Long-form creator shows are landing on TVs, and Spotter, a creator growth platform that provides services and capital to facilitate growth and YouTube revenue share, wants brands to follow — but ad budgets are still lagging.

Audiences spent 52 billion minutes last year watching long-form, episodic creator shows across platforms, according to data Spotter released at its showcase event in NYC on March 4. At the event, which was a bid for ad dollars, Spotter pitched episodic creator shows as a growing premium inventory for brands, highlighting how audiences are increasingly watching them on the living room screen.

Spotter is trying to reposition long-form, episodic creator content as “TV-like” inventory but widespread big-budget adoption is still limited. Most brands still buy creator content like social ads or influencer campaigns, often via smaller influencer budgets.

“[Creator TV] is a bit of an untapped area,” said Tucker Matheson, co-founder and partner at marketing consulting firm Markacy. “In terms of brands really analyzing creator-led episodic content on YouTube and if they should be tapping into, it’s not top of mind.”

Still yet, Spotter is borrowing moves from the established adland playbook. The event functioned as a mini upfront featuring a select group of Spotter creators, including the Try Guys, Dude Perfect, Jordan Matter, and Kinigra Deon, all of whom publish long-form content across multiple video platforms.

Dude Perfect revealed that their sports-centric YouTube channel gets 2 billion annual views. “All reach is not equal,” Spotter president Nic Paul said. “Fandom matters. Creator TV is not influencer marketing, it’s always-on, predictable storytelling that earns loyalty over time.”
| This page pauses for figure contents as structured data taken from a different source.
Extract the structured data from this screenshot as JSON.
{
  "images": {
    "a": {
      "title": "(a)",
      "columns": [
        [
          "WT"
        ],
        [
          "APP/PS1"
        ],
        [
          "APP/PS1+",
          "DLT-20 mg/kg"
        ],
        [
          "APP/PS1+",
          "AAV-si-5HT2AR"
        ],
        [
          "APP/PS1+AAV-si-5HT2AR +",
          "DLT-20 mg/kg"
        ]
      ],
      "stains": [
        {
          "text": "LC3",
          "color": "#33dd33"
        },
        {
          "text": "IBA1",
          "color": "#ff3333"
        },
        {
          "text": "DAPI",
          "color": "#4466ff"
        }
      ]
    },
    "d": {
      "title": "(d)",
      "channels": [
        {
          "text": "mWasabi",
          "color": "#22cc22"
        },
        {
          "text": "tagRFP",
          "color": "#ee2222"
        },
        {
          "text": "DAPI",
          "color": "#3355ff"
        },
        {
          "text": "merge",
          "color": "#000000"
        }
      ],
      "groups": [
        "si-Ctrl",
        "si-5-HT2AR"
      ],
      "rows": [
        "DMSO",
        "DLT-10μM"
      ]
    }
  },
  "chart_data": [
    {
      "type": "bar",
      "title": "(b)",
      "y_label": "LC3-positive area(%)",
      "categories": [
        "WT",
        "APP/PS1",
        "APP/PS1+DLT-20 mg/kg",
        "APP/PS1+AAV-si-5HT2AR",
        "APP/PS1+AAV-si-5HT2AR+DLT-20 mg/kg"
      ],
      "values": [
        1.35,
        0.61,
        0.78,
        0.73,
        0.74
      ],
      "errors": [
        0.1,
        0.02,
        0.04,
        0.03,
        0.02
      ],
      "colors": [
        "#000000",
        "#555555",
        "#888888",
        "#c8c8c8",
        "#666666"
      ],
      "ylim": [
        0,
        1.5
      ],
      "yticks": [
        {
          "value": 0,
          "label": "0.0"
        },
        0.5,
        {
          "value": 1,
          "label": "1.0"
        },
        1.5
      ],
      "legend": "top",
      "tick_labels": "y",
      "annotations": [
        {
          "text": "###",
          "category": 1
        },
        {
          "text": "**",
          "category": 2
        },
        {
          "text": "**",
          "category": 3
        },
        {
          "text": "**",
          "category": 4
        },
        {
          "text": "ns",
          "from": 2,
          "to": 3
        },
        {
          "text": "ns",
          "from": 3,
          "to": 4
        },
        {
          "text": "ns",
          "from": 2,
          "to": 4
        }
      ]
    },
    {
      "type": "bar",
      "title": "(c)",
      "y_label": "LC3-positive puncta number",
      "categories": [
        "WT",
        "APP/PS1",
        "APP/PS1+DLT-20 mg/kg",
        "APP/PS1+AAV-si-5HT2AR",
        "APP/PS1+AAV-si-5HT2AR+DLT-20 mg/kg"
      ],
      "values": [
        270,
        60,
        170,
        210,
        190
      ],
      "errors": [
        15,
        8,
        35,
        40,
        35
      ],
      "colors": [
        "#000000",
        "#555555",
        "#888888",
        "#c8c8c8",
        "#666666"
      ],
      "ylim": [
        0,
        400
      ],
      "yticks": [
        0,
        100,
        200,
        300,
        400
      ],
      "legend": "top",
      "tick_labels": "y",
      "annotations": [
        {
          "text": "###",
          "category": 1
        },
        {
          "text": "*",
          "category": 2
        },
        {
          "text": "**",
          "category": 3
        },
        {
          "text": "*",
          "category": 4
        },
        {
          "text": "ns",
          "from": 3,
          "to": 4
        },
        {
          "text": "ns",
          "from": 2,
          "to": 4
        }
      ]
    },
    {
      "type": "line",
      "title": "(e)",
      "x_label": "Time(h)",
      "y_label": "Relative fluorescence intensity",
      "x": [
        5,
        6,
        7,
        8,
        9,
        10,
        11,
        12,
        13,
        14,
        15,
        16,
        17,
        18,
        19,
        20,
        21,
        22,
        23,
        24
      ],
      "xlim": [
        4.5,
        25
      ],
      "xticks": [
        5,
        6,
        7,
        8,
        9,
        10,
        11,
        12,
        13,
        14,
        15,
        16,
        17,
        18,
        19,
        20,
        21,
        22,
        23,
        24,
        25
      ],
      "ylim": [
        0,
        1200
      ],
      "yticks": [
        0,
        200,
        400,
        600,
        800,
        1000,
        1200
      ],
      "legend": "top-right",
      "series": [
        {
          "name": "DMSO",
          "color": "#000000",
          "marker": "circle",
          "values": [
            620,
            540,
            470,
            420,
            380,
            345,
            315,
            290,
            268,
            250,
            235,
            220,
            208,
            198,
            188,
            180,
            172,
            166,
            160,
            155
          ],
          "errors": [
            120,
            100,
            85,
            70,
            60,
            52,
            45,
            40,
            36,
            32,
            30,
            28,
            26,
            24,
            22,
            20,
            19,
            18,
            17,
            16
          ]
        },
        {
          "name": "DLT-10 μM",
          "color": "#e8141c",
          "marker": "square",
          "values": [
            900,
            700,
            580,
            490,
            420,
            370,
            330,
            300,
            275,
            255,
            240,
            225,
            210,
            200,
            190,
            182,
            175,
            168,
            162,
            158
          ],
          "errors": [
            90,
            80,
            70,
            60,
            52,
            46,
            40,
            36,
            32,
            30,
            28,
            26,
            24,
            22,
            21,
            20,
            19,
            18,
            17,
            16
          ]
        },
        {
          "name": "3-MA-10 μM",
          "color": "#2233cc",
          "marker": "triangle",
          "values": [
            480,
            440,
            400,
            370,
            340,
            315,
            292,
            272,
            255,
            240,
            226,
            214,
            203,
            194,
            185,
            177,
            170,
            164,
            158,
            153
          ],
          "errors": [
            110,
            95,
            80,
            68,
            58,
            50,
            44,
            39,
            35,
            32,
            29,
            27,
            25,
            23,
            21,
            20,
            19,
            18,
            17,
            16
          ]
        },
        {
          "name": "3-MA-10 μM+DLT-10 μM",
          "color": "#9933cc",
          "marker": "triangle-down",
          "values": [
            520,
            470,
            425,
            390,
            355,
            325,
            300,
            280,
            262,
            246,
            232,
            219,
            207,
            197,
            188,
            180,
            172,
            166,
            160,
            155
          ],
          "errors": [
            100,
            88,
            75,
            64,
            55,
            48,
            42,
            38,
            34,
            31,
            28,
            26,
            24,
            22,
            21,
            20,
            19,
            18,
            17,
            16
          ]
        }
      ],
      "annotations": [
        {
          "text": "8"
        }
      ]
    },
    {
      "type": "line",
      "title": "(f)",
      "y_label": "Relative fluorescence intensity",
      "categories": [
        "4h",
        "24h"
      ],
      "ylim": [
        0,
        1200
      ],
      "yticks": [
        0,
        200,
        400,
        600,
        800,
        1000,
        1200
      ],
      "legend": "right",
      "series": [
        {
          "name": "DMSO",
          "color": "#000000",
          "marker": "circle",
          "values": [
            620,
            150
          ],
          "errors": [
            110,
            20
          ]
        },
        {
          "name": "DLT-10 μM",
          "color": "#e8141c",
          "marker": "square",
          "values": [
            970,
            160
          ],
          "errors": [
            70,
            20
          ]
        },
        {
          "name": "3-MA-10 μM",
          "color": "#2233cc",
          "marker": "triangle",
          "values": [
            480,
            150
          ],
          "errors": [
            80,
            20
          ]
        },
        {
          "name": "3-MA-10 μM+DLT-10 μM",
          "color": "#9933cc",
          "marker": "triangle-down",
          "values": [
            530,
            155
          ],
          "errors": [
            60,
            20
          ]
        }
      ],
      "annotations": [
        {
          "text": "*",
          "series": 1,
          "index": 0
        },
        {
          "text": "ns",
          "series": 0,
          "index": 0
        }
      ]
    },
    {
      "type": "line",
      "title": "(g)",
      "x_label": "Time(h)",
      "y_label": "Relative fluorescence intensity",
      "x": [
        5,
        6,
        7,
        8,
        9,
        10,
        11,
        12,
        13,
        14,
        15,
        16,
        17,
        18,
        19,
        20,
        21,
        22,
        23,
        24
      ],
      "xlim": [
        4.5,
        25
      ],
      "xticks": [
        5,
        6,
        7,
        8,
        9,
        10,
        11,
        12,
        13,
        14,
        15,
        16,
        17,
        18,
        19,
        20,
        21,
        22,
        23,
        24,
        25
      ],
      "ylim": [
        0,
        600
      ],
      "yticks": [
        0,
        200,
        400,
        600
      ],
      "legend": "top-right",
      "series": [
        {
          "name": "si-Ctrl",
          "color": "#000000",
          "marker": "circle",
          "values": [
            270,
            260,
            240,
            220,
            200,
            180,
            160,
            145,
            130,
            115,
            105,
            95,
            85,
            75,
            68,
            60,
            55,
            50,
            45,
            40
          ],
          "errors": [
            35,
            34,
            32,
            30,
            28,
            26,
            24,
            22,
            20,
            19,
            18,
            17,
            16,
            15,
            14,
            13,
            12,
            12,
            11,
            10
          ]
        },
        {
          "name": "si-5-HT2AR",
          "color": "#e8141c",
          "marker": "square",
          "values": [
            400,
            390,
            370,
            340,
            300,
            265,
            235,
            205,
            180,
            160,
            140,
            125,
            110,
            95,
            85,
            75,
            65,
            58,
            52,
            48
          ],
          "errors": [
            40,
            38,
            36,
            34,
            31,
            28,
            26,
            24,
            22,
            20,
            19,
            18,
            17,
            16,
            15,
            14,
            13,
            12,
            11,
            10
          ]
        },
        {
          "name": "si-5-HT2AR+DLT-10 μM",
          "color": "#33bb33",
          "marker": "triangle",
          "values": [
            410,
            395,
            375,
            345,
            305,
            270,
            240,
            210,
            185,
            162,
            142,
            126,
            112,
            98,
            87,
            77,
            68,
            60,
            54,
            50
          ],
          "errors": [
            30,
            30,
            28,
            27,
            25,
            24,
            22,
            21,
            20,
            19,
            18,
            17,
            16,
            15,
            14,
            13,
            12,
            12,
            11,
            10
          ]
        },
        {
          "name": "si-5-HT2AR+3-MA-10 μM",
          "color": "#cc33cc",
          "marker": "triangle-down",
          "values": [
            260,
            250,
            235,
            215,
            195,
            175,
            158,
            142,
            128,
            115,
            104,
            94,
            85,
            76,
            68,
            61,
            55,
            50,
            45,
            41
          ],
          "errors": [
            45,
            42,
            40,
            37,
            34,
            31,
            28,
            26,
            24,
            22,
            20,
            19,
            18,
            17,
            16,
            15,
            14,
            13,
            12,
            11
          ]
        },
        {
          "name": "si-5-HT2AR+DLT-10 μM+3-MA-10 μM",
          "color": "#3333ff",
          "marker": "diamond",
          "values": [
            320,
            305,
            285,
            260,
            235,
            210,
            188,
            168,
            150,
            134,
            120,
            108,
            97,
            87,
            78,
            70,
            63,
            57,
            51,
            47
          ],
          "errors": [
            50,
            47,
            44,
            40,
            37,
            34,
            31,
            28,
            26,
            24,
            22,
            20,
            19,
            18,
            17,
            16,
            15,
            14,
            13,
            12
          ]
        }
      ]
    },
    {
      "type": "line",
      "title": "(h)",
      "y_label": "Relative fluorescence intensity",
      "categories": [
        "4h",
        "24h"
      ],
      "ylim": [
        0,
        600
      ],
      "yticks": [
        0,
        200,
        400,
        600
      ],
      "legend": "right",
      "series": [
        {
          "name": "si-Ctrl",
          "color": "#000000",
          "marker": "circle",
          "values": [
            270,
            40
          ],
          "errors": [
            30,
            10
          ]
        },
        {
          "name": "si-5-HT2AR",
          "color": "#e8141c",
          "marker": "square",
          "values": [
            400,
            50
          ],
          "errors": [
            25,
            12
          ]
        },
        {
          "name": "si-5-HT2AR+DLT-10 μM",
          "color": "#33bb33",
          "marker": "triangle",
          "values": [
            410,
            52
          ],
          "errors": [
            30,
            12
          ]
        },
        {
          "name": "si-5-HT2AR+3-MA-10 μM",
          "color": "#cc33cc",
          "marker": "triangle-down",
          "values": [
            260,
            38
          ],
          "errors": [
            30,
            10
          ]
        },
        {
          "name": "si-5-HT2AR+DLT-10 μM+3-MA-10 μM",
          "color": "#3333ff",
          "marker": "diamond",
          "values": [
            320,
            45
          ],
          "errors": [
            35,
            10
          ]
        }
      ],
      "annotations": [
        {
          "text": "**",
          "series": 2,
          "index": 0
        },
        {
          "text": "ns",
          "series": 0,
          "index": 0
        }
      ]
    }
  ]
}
Creators in your living room

The shift to the big screen is clear: up to half of YouTube viewing now happens on TV, and the platform accounts for 13.4 percent of all U.S. TV viewing — more than Netflix, Hulu/Disney+, or any other single streaming services, per recent data from creator advertising platform Agentio. That means creators’ long-form content isn’t just reaching online audiences anymore; it’s landing in living rooms, giving advertisers a new way to connect with viewers.

Digital marketers say they’re also seeing audiences follow creators from YouTube channels onto TV screens. “People are tuning in to watch creator content,” said Brian Binder, senior director of innovation and growth at digital marketing company Tinuiti, who pointed to research that showed YouTube had seen a growth in watch time for videos longer than 30 minutes.

According to Spotter, “creator TV” sits at an untapped center of the social video ecosystem, representing around 7,000 creators making long-form (defined as longer than 20 minutes) episodic content that pulls in more than 28 billion watch hours annually in the U.S. That’s .02 percent of all videos published across the major social video platforms. Spotter data also suggests that 76 percent of creator TV viewers are watching on televisions and 72 percent watch more than three episodes a session.

YouTube creator content continues to work long after it’s published, touts Agentio’s report, comparing its discoverability to TV and social ads. Roughly 40 percent of views come from videos more than 30 days old, per Agentio, which connects brands and creators to automate campaigns. CPMs on Agentio blend 20-50 percent lower over time as bonus views accumulate, the company claims.

Agencies see the payoff, too. Crystal Duncan, evp of shared services at performance marketing agency Tinuiti, said creator TV offers an interesting value proposition for brands in the form of content that “lives on for eternity, endlessly being searched and rewatched far past its initial posting date.”

Creators took the stage at 2 Penn Plaza with the bustling city in the floor-to-ceiling windows behind them to share brand deal case studies.

Creator Jesser, who has 37 million subscribers on YouTube with 18.3 million CTV views a month, claimed his McDonald’s partnership drove 3.4 million in-store visits (the visits were measured using Google’s Store Visit Conversions methodology, where user’s location history are connected with ad engagements through anonymous aggregated statistics).

Kinigra Deon, who built her own production company in her home state of Alabama to make long-form series centered around Black actors, revealed an upcoming partnership with e.l.f. Cosmetics, which will be featured in her scripted beauty shop series. “Not as an ad, but as part of a story,” Deon said.

“Creators build direct relationships with audiences who subscribe to the creator rather than the platform itself,” said Matt Barash, chief commercial officer at creative ad tech platform Nova. That dynamic produces stronger trust, deeper fandom, higher engagement, and more authentic brand integrations, he noted.

“When those audience signals are combined with marketer data and modeled across screens, agencies can begin to treat social and CTV as a unified campaign environment, where creator-led storytelling moves seamlessly from feed to living room and advertising feels embedded in entertainment rather than interrupting it,” said Barash.

And that’s Spotter’s pitch to advertisers: a controlled, creator-led environment to watch from the comfort of their couches.

“I don’t want advertisers to think the only time they should really work with creator TV is when they’re going to do some really complex integration that requires tons of approvals,” said Spotter co-founder Aaron DeBevoise. “You should just be in this category, because if it were TV, you’d be picking this section of TV.”